Thinking on her feet
In her first few months on the job, Slivers was on the front lines between modern medicine and Navajo tradition. And she often had to think on her feet.
When Sage Memorial hospitalized Navajo women, they wouldn't eat eggs because they believed it would make them give birth to too many children. Slivers served them eggnog instead.
One day, Slivers walked in to check on a mother and her newborn baby. Slivers found the window and screen open. The newborn was missing.
After talking with the mother, Slivers learned that the baby's grandmother had taken the baby from its crib, believing the hospital wasn't safe for the child.
Slivers sprinted across campus to get Salsbury in his office. She and the doctor raced after the grandma in Salsbury's Buick. Slivers spotted the elderly woman on horseback far down the road with the baby propped up in front of her.

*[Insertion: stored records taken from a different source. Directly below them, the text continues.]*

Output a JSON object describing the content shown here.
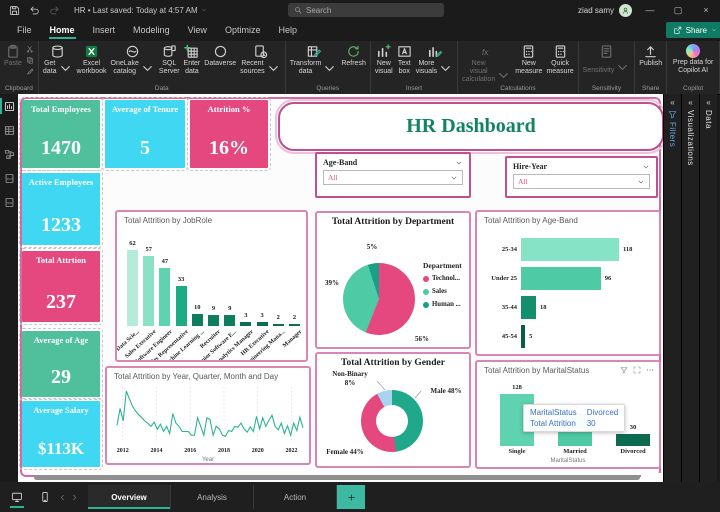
{
  "titlebar": {
    "doc_title": "HR • Last saved: Today at 4:57 AM",
    "search_placeholder": "Search",
    "user_name": "ziad samy"
  },
  "menubar": {
    "items": [
      {
        "label": "File",
        "active": false
      },
      {
        "label": "Home",
        "active": true
      },
      {
        "label": "Insert",
        "active": false
      },
      {
        "label": "Modeling",
        "active": false
      },
      {
        "label": "View",
        "active": false
      },
      {
        "label": "Optimize",
        "active": false
      },
      {
        "label": "Help",
        "active": false
      }
    ],
    "share_label": "Share"
  },
  "ribbon": {
    "groups": [
      {
        "label": "Clipboard",
        "buttons": [
          {
            "label": "Paste",
            "icon": "clipboard",
            "disabled": true,
            "smalls": [
              "cut",
              "copy",
              "brush"
            ]
          }
        ]
      },
      {
        "label": "Data",
        "buttons": [
          {
            "label": "Get data",
            "icon": "db",
            "dropdown": true
          },
          {
            "label": "Excel workbook",
            "icon": "excel"
          },
          {
            "label": "OneLake catalog",
            "icon": "onelake",
            "dropdown": true
          },
          {
            "label": "SQL Server",
            "icon": "sql"
          },
          {
            "label": "Enter data",
            "icon": "gridplus"
          },
          {
            "label": "Dataverse",
            "icon": "dataverse"
          },
          {
            "label": "Recent sources",
            "icon": "recent",
            "dropdown": true
          }
        ]
      },
      {
        "label": "Queries",
        "buttons": [
          {
            "label": "Transform data",
            "icon": "gridpencil",
            "dropdown": true
          },
          {
            "label": "Refresh",
            "icon": "refresh"
          }
        ]
      },
      {
        "label": "Insert",
        "buttons": [
          {
            "label": "New visual",
            "icon": "chartplus"
          },
          {
            "label": "Text box",
            "icon": "textbox"
          },
          {
            "label": "More visuals",
            "icon": "chartpencil",
            "dropdown": true
          }
        ]
      },
      {
        "label": "Calculations",
        "buttons": [
          {
            "label": "New visual calculation",
            "icon": "fx",
            "disabled": true,
            "dropdown": true
          },
          {
            "label": "New measure",
            "icon": "calc"
          },
          {
            "label": "Quick measure",
            "icon": "calc"
          }
        ]
      },
      {
        "label": "Sensitivity",
        "buttons": [
          {
            "label": "Sensitivity",
            "icon": "sens",
            "disabled": true,
            "dropdown": true
          }
        ]
      },
      {
        "label": "Share",
        "buttons": [
          {
            "label": "Publish",
            "icon": "publish"
          }
        ]
      },
      {
        "label": "Copilot",
        "buttons": [
          {
            "label": "Prep data for Copilot AI",
            "icon": "copilot",
            "wide": true
          }
        ]
      }
    ]
  },
  "view_rail": [
    {
      "name": "report-view",
      "icon": "report",
      "active": true
    },
    {
      "name": "table-view",
      "icon": "table",
      "active": false
    },
    {
      "name": "model-view",
      "icon": "model",
      "active": false
    },
    {
      "name": "dax-query-view",
      "icon": "dax",
      "active": false
    },
    {
      "name": "tmdl-view",
      "icon": "tmdl",
      "active": false
    }
  ],
  "report": {
    "title": "HR Dashboard",
    "kpi_cards": [
      {
        "label": "Total Employees",
        "value": "1470",
        "color": "#4fbf9c"
      },
      {
        "label": "Active Employees",
        "value": "1233",
        "color": "#3fd7f2"
      },
      {
        "label": "Total Attrtion",
        "value": "237",
        "color": "#e5487e"
      },
      {
        "label": "Average of Age",
        "value": "29",
        "color": "#4fbf9c"
      },
      {
        "label": "Average Salary",
        "value": "$113K",
        "color": "#3fd7f2"
      },
      {
        "label": "Average of Tenure",
        "value": "5",
        "color": "#3fd7f2"
      },
      {
        "label": "Attrition %",
        "value": "16%",
        "color": "#e5487e"
      }
    ],
    "slicers": [
      {
        "label": "Age-Band",
        "value": "All"
      },
      {
        "label": "Hire-Year",
        "value": "All"
      }
    ]
  },
  "chart_data": [
    {
      "id": "jobrole",
      "type": "bar",
      "title": "Total Attrition by JobRole",
      "categories": [
        "Data Scie...",
        "Sales Executive",
        "Software Engineer",
        "Sales Representative",
        "Machine Learning ...",
        "Recruiter",
        "Senior Software E...",
        "Analytics Manager",
        "HR Executive",
        "Engineering Mana...",
        "Manager"
      ],
      "values": [
        62,
        57,
        47,
        33,
        10,
        9,
        9,
        3,
        3,
        2,
        2
      ],
      "colors": [
        "#b5ecd9",
        "#8ce0c6",
        "#5fd2b0",
        "#1cab83",
        "#0f7e60",
        "#0f7e60",
        "#0f7e60",
        "#0c6b50",
        "#0c6b50",
        "#0c6b50",
        "#0c6b50"
      ]
    },
    {
      "id": "department",
      "type": "pie",
      "title": "Total Attrition by Department",
      "legend_title": "Department",
      "labels": [
        "Technol...",
        "Sales",
        "Human ..."
      ],
      "values": [
        56,
        39,
        5
      ],
      "pct_labels": [
        "56%",
        "39%",
        "5%"
      ],
      "colors": [
        "#e5487e",
        "#4ecaa5",
        "#17a085"
      ]
    },
    {
      "id": "ageband",
      "type": "bar-horizontal",
      "title": "Total Attrition by Age-Band",
      "categories": [
        "25-34",
        "Under 25",
        "35-44",
        "45-54"
      ],
      "values": [
        118,
        96,
        18,
        5
      ],
      "colors": [
        "#86e3c6",
        "#4ecaa5",
        "#148f6d",
        "#0b5c47"
      ]
    },
    {
      "id": "timeline",
      "type": "line",
      "title": "Total Attrition by Year, Quarter, Month and Day",
      "xlabel": "Year",
      "x_ticks": [
        "2012",
        "2014",
        "2016",
        "2018",
        "2020",
        "2022"
      ],
      "line_color": "#2eb394",
      "values": [
        30,
        62,
        38,
        95,
        80,
        66,
        57,
        50,
        44,
        38,
        33,
        28,
        36,
        22,
        32,
        18,
        28,
        14,
        52,
        34,
        28,
        18,
        18,
        18,
        11,
        11,
        44,
        28,
        11,
        44,
        41,
        11,
        28,
        23,
        11,
        9,
        20,
        18,
        28,
        26,
        34,
        23,
        17,
        27,
        18,
        47,
        23,
        44,
        28,
        39,
        49,
        28,
        21,
        34,
        14,
        29,
        11,
        34,
        20,
        45,
        25
      ]
    },
    {
      "id": "gender",
      "type": "donut",
      "title": "Total Attrition by Gender",
      "labels": [
        "Male 48%",
        "Female 44%",
        "Non-Binary",
        "8%"
      ],
      "values": [
        48,
        44,
        8
      ],
      "colors": [
        "#1fa98a",
        "#e5487e",
        "#a8d4f2"
      ]
    },
    {
      "id": "marital",
      "type": "bar",
      "title": "Total Attrition by MaritalStatus",
      "xlabel": "MaritalStatus",
      "categories": [
        "Single",
        "Married",
        "Divorced"
      ],
      "values": [
        128,
        79,
        30
      ],
      "colors": [
        "#5fd2b0",
        "#4ecaa5",
        "#0d6b50"
      ],
      "tooltip": {
        "rows": [
          [
            "MaritalStatus",
            "Divorced"
          ],
          [
            "Total Attrition",
            "30"
          ]
        ]
      }
    }
  ],
  "right_panels": [
    {
      "label": "Filters",
      "accent": true
    },
    {
      "label": "Visualizations",
      "accent": false
    },
    {
      "label": "Data",
      "accent": false
    }
  ],
  "pages": {
    "tabs": [
      {
        "label": "Overview",
        "active": true
      },
      {
        "label": "Analysis",
        "active": false
      },
      {
        "label": "Action",
        "active": false
      }
    ]
  }
}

The woman galloped away from the road, over the desert sage and sand. But Salsbury was able to outmaneuver her, jumped from the car, and grabbed the horse by the reins.
Slivers - speaking rapid Navajo and English between the old woman and Salsbury - convinced the grandma to bring the baby back to the hospital.
But by the end of the first year, the stress between the two cultures was showing in Slivers.
Salsbury noted Adele had a "stubborn streak," along with a "quick" temperament.
But he knew she was an excellent nurse. The following year, in October of 1935, Salsbury put Slivers in charge of the operating room.
Yet Slivers was still having run-ins with the staff. She didn't answer her supervisor's questions. The long hours and over-worked weekends were taking their toll.
Salsbury - once again - cited her quick temperament.
"Adele was that type," said her niece, Caroline Holmes. "Once she put her foot down, she meant it."
Another year later, in 1936, Salsbury described her temperament with one other word: "Navajo."
To the military
After five years at Sage Memorial Hospital, the place that taught her modern medicine, Miss Adele Slivers, R.N., was ready to leave.
By the summer of 1940, Slivers had taken a higher-paying job at a government hospital. She didn't bother to pick up her final paycheck from Sage Memorial.
But, after she went on to a distinguished tour of duty as a 2nd Lieutenant in the Army Nurse Corps in the Pacific theater of World War II and a successful career as a nurse, the bridge she had helped to create in Ganado - between the old ways and the new ways, the Navajo ways and the Anglo ways - remained.
And when she returned to Sage Memorial for treatment almost seven decades later, she was tended by Navajo nurses and EMTs in her final hours.
Holmes and her family wrapped her in a traditional shawl and placed a small gold cross around her neck. They buried her in a modest ceremony at the family sheep camp.
After the funeral, Holmes remembered what her shádí had said to her just a few weeks before.
"Sister, when I go, don't cry," Slivers said. "I did everything. I went all over the world. I've seen everything. I've lived my life."
Kristofic is an oral historian studying the impacts of Ganado Mission on the Navajo Nation.